Other school districts were more hesitant to immediately drop mask-wearing requirements, including in North Colonie, near Albany, where officials said Tuesday that the district would continue to require masks in schools.

The ruling also did not reverse local mandates. In New York City, for example, City Hall officials emphasised that the ruling had no effect on its school policies, which were in place before the state mandate and require that children and staff members wear masks in schools.

The Metropolitan Transportation Authority, for its part, sought to reassure riders that the ruling had no effect on the city's subways and buses or its regional commuter trains, noting that federal regulations required masks on public transit.

The state-run system's yellow-uniformed crew of volunteers, known as the Mask Force, fanned out Tuesday to give out free masks to riders.

Mr Rademaker, who has run as a Democrat and a Republican as well as on the Conservative Party line, was elected to the Supreme Court in Nassau County in 2019. The Supreme Court in New York is the highest trial court in the state but not the court of last resort; the Court of Appeal is the highest court.

The case before Mr Rademaker concerned issues related to masks in schools, but he took issue with Ms Hochul's mask rule more broadly.

He pointed in a six-page ruling to the fact that lawmakers had scaled back the emergency powers they had temporarily granted the executive branch to respond to the pandemic when former Governor Andrew Cuomo was in office.

As such, he said, Ms Hochul, who replaced Mr Cuomo after he resigned in August, needed consent from state lawmakers to impose the mask rule, even if her intentions were "well aimed."

The Omicron surge has been receding in New York, but it is not over.
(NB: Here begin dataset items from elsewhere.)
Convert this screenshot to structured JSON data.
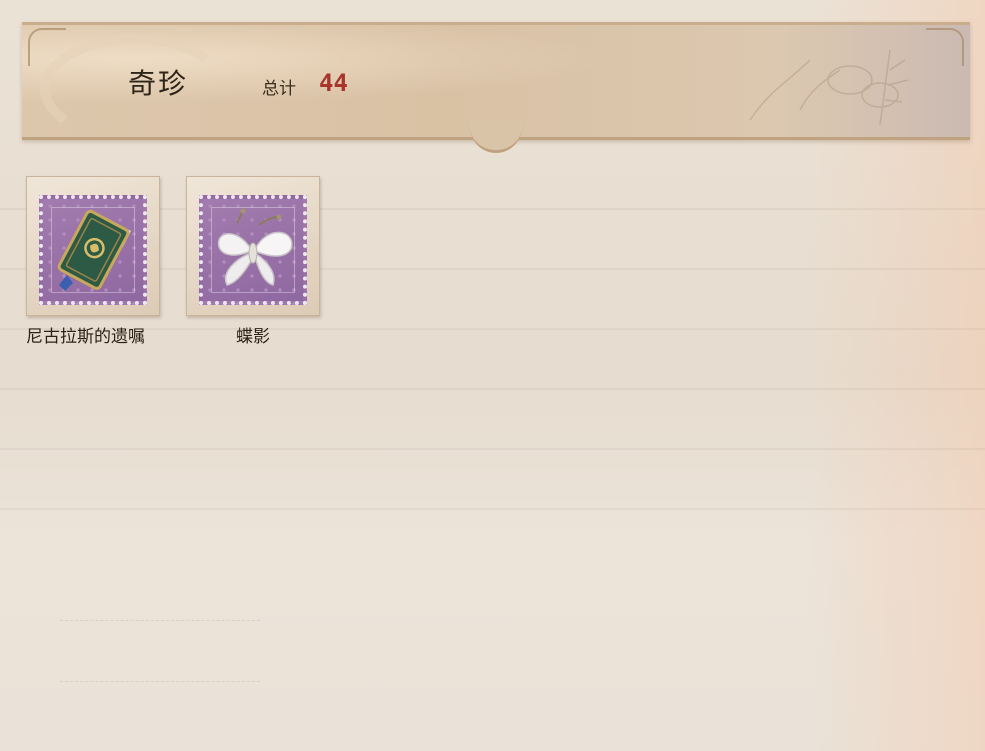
{
  "header": {
    "title": "奇珍",
    "total_label": "总计",
    "total_value": "44"
  },
  "items": [
    {
      "name": "尼古拉斯的遗嘱",
      "icon": "green-book-icon"
    },
    {
      "name": "蝶影",
      "icon": "white-butterfly-icon"
    }
  ],
  "colors": {
    "background": "#e8dfd3",
    "header": "#d9c1a4",
    "total_value": "#a8342c",
    "stamp": "#9a74a8"
  }
}
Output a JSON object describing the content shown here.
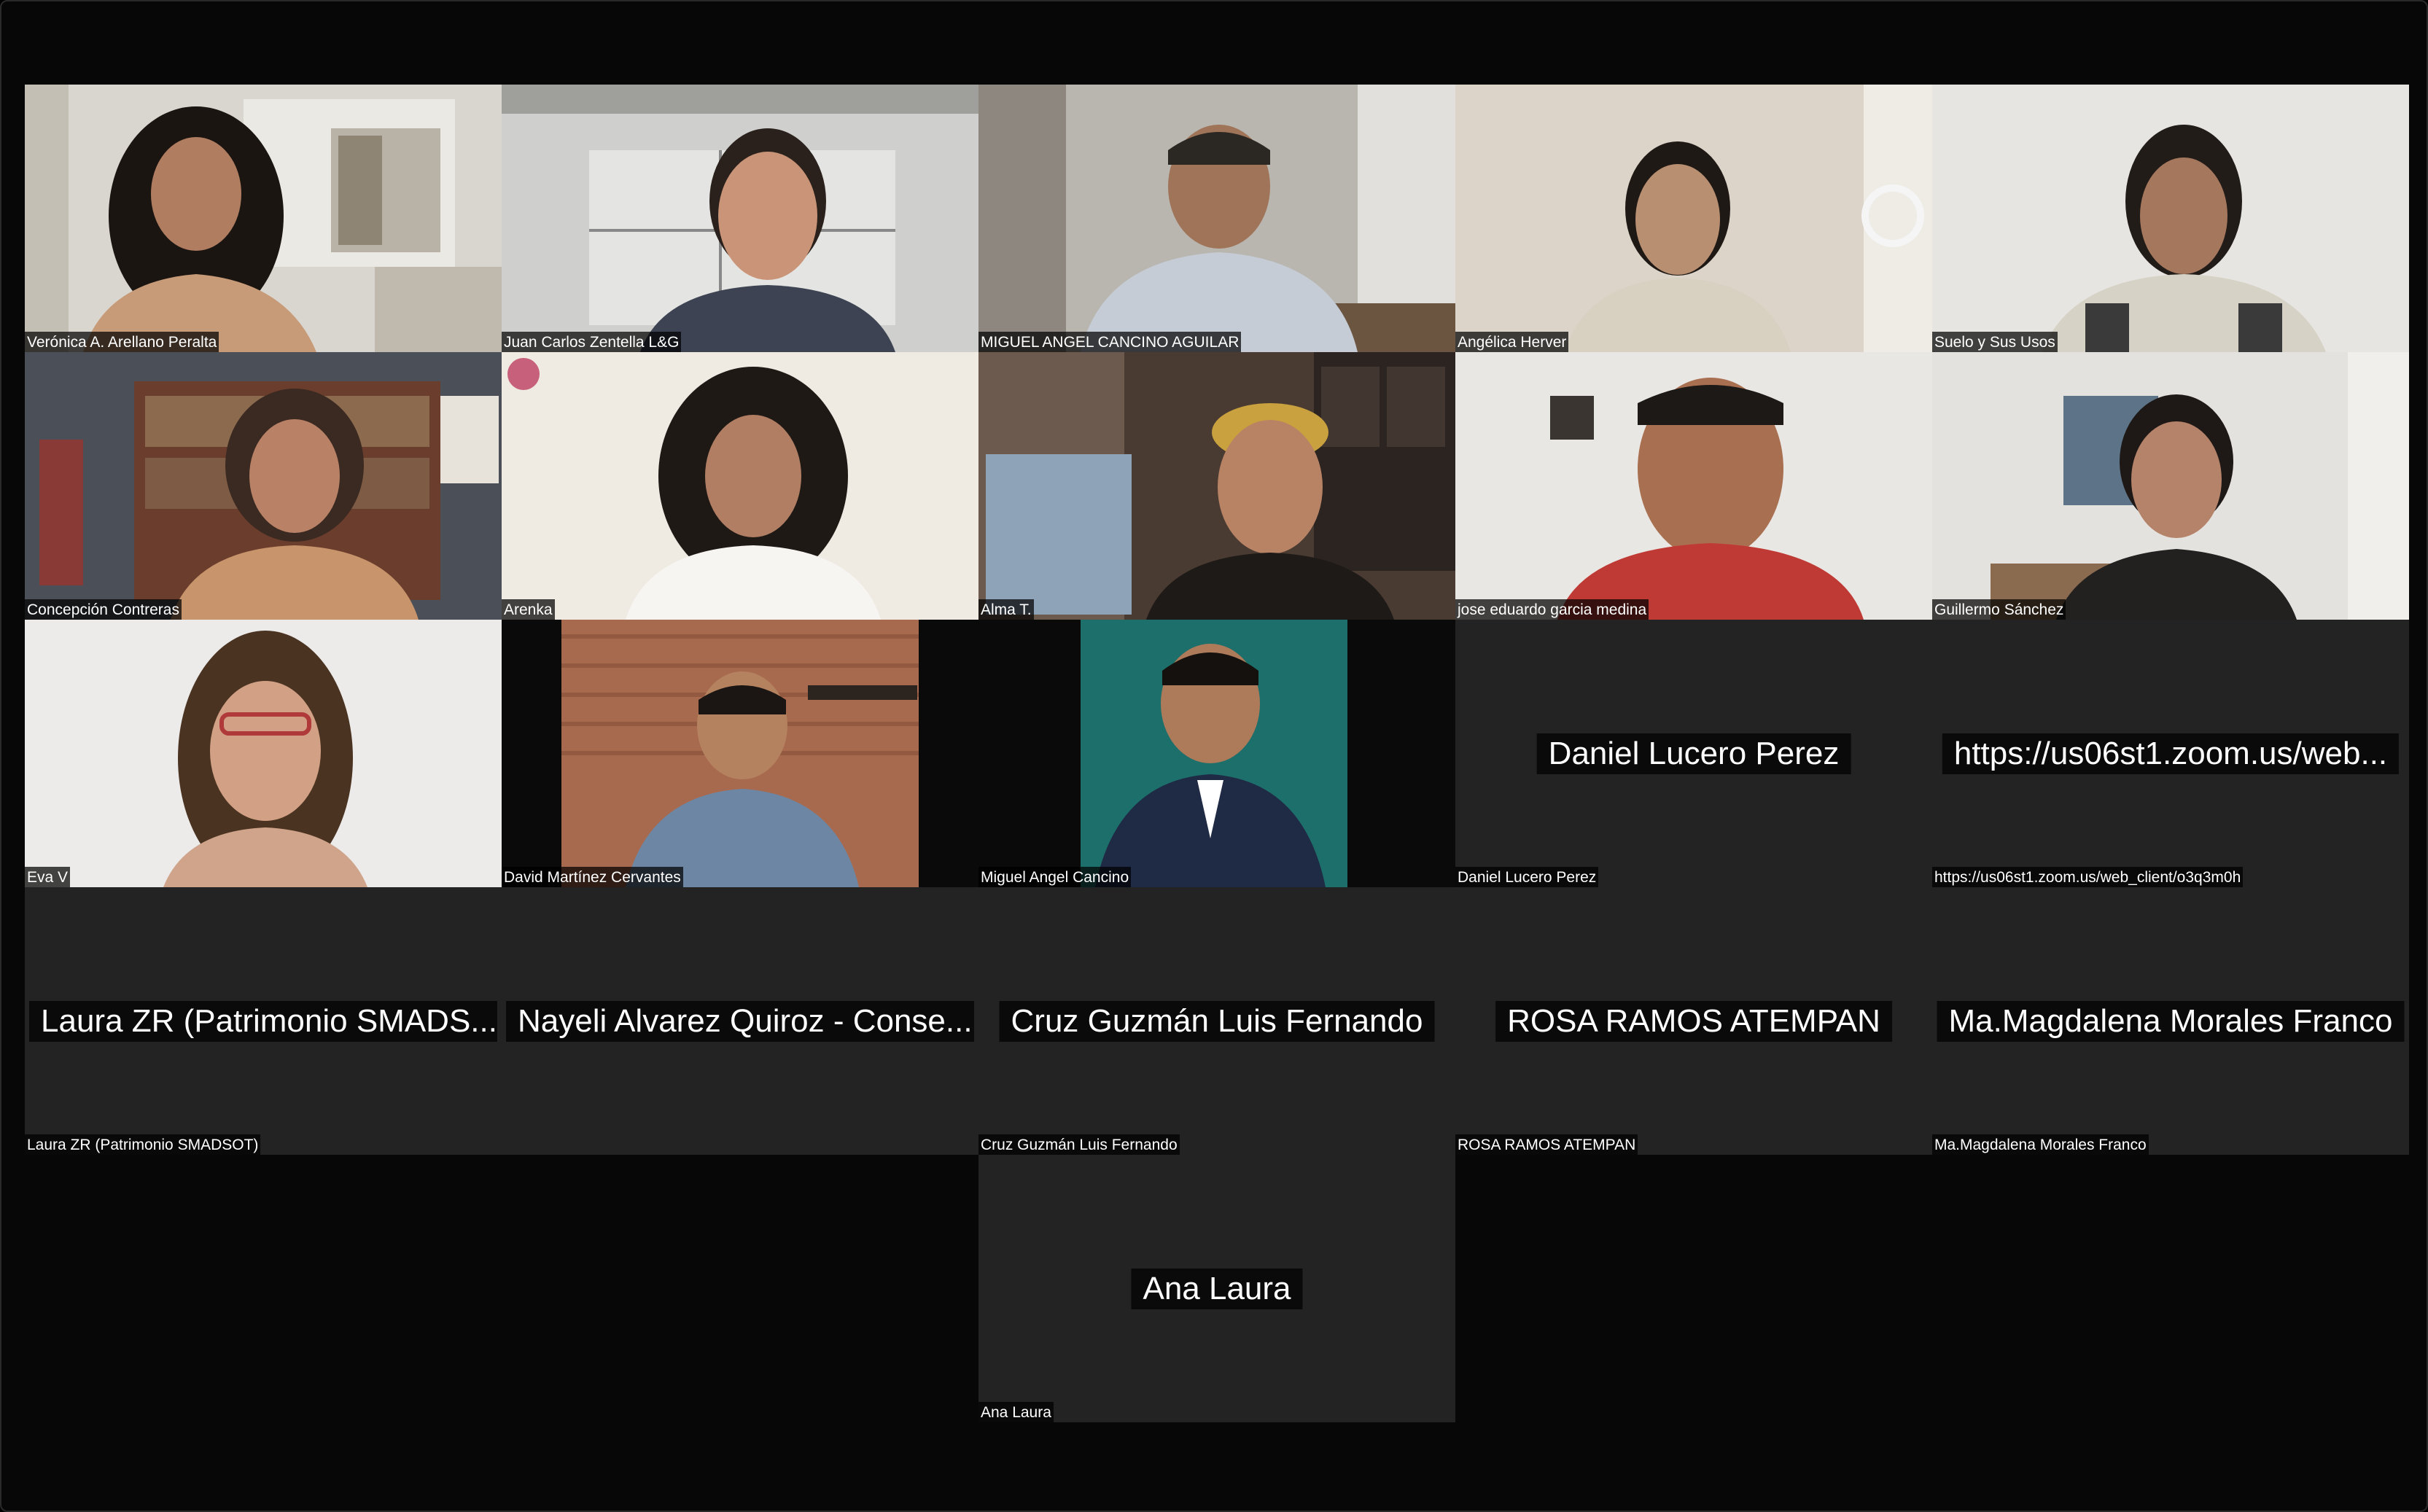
{
  "window": {
    "app": "Zoom gallery view"
  },
  "participants": [
    {
      "name": "Verónica A. Arellano Peralta",
      "video": true
    },
    {
      "name": "Juan Carlos Zentella L&G",
      "video": true
    },
    {
      "name": "MIGUEL ANGEL CANCINO AGUILAR",
      "video": true
    },
    {
      "name": "Angélica Herver",
      "video": true
    },
    {
      "name": "Suelo y Sus Usos",
      "video": true
    },
    {
      "name": "Concepción Contreras",
      "video": true
    },
    {
      "name": "Arenka",
      "video": true
    },
    {
      "name": "Alma T.",
      "video": true
    },
    {
      "name": "jose eduardo garcia medina",
      "video": true
    },
    {
      "name": "Guillermo Sánchez",
      "video": true
    },
    {
      "name": "Eva V",
      "video": true
    },
    {
      "name": "David Martínez Cervantes",
      "video": true
    },
    {
      "name": "Miguel Angel Cancino",
      "video": true
    },
    {
      "name": "Daniel Lucero Perez",
      "video": false,
      "display": "Daniel Lucero Perez"
    },
    {
      "name": "https://us06st1.zoom.us/web_client/o3q3m0h",
      "video": false,
      "display": "https://us06st1.zoom.us/web..."
    },
    {
      "name": "Laura ZR (Patrimonio SMADSOT)",
      "video": false,
      "display": "Laura ZR (Patrimonio SMADS..."
    },
    {
      "name": "",
      "video": false,
      "display": "Nayeli Alvarez Quiroz - Conse..."
    },
    {
      "name": "Cruz Guzmán Luis Fernando",
      "video": false,
      "display": "Cruz Guzmán Luis Fernando"
    },
    {
      "name": "ROSA RAMOS ATEMPAN",
      "video": false,
      "display": "ROSA RAMOS ATEMPAN"
    },
    {
      "name": "Ma.Magdalena Morales Franco",
      "video": false,
      "display": "Ma.Magdalena Morales Franco"
    },
    {
      "name": "Ana Laura",
      "video": false,
      "display": "Ana Laura"
    }
  ],
  "colors": {
    "background": "#070707",
    "tile_off": "#232323",
    "name_tag_bg": "#000000"
  }
}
An average of about 20,000 people in the state are now testing positive for the coronavirus each day, down sharply from the surge's peak of 90,000 people who tested positive Jan 7. The positivity rate has also fallen, by half, from more than 22 pre cent to 10 per cent.

Hospitals remain under strain, and while hospitalisations have begun declining, they remain higher than at any point since May 2020. More than 130 people each day have been dying of the virus statewide.